A majority of public grade schools institute annual health screening programs. From state to state a these programs are required to assess immunization compliance (50 states), vision (36 states), hearing (35 states), scoliosis (27 states), and dental (9 states). However few schools obtain BMI information, according to Center for Disease Control report (2006) only 11 states have policies that require height and weight to be obtained during health screening. Furthermore only 60% of schools sent information home regarding each component of the health screening, but less than 30% offered any health education to families (CDC, 2006). Broad Federal Government legislation covering school health screening is currently lacking. States are allowed choose what screening is performed and what information and teaching is offered to families. State to state legislation mandating minimum health screening also fails identify overweight children. To compound the problem only 3 states require schools to have at least 1 full time nurse (CDC, 2006). This leads to a lack of professional health assessment capability as well as planning and recording information from health screening activities.

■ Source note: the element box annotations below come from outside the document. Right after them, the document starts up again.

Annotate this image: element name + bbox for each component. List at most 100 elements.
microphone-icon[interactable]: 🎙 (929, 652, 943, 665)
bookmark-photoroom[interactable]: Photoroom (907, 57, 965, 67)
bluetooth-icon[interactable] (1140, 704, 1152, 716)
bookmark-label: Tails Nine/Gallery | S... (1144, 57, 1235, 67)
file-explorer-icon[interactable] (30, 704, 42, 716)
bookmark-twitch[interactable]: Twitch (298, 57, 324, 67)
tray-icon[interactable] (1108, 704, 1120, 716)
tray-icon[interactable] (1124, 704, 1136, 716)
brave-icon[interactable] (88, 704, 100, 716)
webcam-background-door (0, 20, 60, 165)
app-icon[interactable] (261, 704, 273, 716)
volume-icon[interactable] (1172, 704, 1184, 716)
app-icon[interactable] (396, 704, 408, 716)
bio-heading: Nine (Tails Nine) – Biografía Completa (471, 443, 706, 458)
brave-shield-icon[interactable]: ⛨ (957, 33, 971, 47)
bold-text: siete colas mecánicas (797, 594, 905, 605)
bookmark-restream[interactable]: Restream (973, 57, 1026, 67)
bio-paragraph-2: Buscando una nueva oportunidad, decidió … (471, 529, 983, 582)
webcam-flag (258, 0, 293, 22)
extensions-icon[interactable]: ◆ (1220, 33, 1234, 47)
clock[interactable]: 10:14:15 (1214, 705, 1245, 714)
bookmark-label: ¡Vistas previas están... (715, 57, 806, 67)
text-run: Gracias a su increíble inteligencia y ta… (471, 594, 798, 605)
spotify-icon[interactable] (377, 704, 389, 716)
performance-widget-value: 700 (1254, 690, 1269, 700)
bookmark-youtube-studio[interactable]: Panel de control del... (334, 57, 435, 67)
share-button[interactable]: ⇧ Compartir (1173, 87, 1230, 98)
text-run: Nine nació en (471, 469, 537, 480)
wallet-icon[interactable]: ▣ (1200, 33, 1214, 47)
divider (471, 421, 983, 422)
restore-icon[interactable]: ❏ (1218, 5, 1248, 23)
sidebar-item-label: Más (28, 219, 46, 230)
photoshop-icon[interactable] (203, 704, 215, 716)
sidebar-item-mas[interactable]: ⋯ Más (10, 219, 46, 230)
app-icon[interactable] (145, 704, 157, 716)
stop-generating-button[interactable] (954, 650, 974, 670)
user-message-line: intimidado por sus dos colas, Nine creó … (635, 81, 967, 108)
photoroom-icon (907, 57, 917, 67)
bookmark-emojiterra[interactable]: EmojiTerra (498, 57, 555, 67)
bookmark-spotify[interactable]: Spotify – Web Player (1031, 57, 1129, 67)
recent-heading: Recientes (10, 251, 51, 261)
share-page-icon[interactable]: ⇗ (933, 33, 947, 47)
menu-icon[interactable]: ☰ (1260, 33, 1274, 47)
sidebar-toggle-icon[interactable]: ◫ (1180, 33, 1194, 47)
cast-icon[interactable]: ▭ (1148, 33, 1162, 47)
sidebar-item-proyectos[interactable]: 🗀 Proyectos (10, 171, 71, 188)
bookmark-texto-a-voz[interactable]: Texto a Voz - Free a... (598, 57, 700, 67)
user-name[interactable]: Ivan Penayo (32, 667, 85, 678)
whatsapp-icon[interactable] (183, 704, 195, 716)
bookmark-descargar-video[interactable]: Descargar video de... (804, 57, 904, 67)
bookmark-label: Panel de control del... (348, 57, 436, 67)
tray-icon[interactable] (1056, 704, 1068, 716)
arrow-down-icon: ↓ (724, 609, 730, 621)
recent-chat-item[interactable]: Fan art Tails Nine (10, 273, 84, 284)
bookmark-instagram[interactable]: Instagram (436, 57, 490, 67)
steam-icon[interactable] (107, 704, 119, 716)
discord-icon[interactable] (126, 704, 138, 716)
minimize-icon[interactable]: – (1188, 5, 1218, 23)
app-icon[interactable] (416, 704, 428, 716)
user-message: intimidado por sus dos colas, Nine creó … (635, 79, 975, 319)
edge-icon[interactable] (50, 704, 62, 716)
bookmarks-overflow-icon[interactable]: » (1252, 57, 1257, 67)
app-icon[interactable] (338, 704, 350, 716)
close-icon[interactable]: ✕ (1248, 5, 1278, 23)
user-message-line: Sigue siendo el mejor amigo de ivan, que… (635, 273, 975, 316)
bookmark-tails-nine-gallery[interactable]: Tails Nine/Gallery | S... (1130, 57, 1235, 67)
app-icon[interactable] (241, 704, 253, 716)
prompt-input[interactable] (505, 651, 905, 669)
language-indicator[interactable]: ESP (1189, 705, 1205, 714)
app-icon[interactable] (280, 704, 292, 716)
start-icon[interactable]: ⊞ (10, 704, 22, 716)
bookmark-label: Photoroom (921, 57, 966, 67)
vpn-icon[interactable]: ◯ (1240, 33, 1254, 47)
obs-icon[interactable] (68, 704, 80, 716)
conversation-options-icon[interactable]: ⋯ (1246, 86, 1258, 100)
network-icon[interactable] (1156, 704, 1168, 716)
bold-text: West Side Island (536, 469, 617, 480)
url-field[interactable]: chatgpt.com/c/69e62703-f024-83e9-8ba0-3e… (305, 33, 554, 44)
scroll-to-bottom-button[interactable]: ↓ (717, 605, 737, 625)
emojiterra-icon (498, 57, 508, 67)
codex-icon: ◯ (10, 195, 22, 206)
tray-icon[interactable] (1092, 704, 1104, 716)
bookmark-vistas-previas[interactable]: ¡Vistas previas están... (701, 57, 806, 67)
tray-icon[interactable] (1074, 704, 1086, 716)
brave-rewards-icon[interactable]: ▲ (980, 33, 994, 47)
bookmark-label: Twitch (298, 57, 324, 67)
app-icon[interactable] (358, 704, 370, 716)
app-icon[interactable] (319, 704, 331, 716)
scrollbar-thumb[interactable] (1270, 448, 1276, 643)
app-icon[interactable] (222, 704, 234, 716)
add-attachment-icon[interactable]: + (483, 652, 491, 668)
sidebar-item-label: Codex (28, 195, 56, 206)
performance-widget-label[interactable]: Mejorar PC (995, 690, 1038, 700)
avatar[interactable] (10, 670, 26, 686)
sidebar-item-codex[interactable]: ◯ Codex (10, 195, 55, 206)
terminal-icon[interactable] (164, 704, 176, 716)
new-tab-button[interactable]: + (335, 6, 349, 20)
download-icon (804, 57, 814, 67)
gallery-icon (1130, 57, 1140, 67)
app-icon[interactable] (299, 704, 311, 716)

2. Boundaries to successful interventions through education.
1. Socioeconomic status may prevent may prevent families from obtaining appropriate nutrition required to treat and prevent obesity.
Education aimed at providing nutritional information for overweight and obese children often emphasizes low fat foods, fresh fruit and vegetables, low fat dairy products and an avoidance of highly processed foods. Many processed and prepared foods are inexpensive, high in fat content, calories, and poor in nutrients. With an overwhelming availability of poor cheap food choices it is difficult for families to follow a nutritional diet. Fresh foods require preparation time and cost significantly more than pre-packaged and processed foods. Ounce for ounce potato chips cost less than apples, as does prepared fried chicken (loaded with saturated fats and oil) vs. fresh skinless chicken breast (98% fat free). The cost alone will prevent many families from obtaining nutritious foods. Convenience also plays a major role in nutritional decisions. Over 61 of all two parent families with children under 18 have two incomes, this leads to increased time away from home and less time for obtaining and preparing nutritional foods. Forty two percent of food dollars are spent on food consumed outside of the home.(Savage).
2. Poor feasibility in changing parental eating habits.
Obese children have learned to eat what their parents provide and aquire tastes and preferences similar to their parents beginning at birth. Educating a parent regarding proper food choices and encouraging them to follow the recommendations will not have a beneficial effect on the child’s weight if the parents do not concurrently change how and what they eat. Combating childhood obesity is compounded three fold by educating and promoting change in the child, the parent, and the entire family. To further complicate this 31% of children are cared for during mealtime by a caretaker or grandparent and 41% are enrolled in an organized day care center (Savage). This limits the parents influence on nutrition and relies on someone else to follow proper nutrition guidelines.